Co-branding, the art of two brands joining forces to sell products, often makes for some odd bedfellows: snacks and video games, chain diners and blockbuster movies, killer whales and airlines, and hotels and motorcycles. These odd pairings certainly get a lot of attention (which is essentially the point), but co-branding is far more widespread: Betty Crocker mixes with Hershey’s chocolate and Reese’s Peanut Butter, Dell computers with Intel inside, Samsung phones powered by Android. Co-branding is everywhere. This time of year, though, gives us a chance to consider the most co-opted brand in history: Christmas itself.

If Santa Claus wasn’t in the toy business, he could make a killing in marketing. Christmas has become one of the most widespread, beloved, and enduring brands in history, reaching an audience far broader than the faithful. The holiday has easily recognizable icons, symbols, and well-known color schemes that evoke common feelings across huge swaths of the population. Most importantly, they also have the ability to prompt consumer spending on an unmatched scale.

With that kind of commercial sway, Christmas is reliably the biggest event in retail every year. Everywhere you look, stores and their respective sites are festooned with holly, bows, and other seasonal decorations. But the true power of the Yuletide brand extends beyond equating Christmas spirit with Christmas spending: and co-branding with Christmas often goes beyond pitching presents.

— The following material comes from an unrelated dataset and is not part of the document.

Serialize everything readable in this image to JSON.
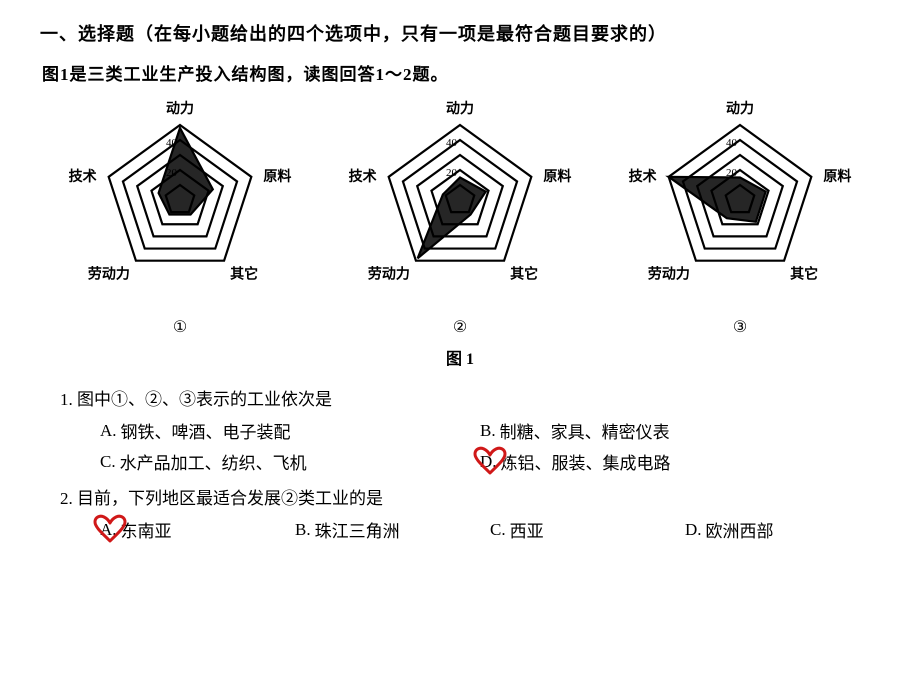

This is a time of year when we as a culture grow more reflective, more nostalgic, and more social. We sing songs about peace on earth and goodwill to men. We watch It’s A Wonderful Life and Miracle on 34th Street and old stop-motion cartoons. We throw more parties than we can keep up with. In that spirit, many brands take a moment to connect with their clientele through some genuine holiday cheer. It’s the perfect opportunity for some positive brand interaction.

Ultimately, there are almost as many ways to co-brand Christmas as there are to celebrate it. Here are some of our favorite Christmas co-opts through the years.

  • Our own contribution to the holiday co-branding craze this year was a partnership with Kingfish Media to develop a Holiday CMS site for Boston Market.
  • Starbucks capitalizes on the American holiday tradition of hot drinks with friends and family. Their stores are always decorated for a cozy chat on a snowy day, and their promotions include a two-for-one drink offer. Starbuck’s rekindle holiday microsite includes coupons, holiday blends, and a fairly involved Facebook app.
  • In 2010, law firm Parker Poe set up 2010wishes.com, a charming site that crowd-sourced goodwill to men
  • Tiffany & Co. plays up nostalgia with a classic black and white video that invokes Bing Crosby
  • Pandora knows what its listeners are looking for this time of year, and has set up easy access to holiday stations at the top of the page
  • ElfYourself started out a few years back as a clever Flash piece, but it’s evolved into a big push for OfficeMax, including a Facebook experience and a mobile app.
  • And finally, my favorite Christmas co-brand of all time. It’s a co-branded co-brand, where Santa, rice cereal, and a modern stone age family collide in one of the most regrettably memorable commercials of all time. Seriously, I saw this ad so many times during my childhood that I can sing this better than most legitimate Christmas carols. I still find it strangely heartwarming to this day. (This ad narrowly beat out a similar spot from the same era, when Ronald skates with that kid nobody likes.)

What are your favorite Christmas co-brands?

Did your company do a special holiday promotion?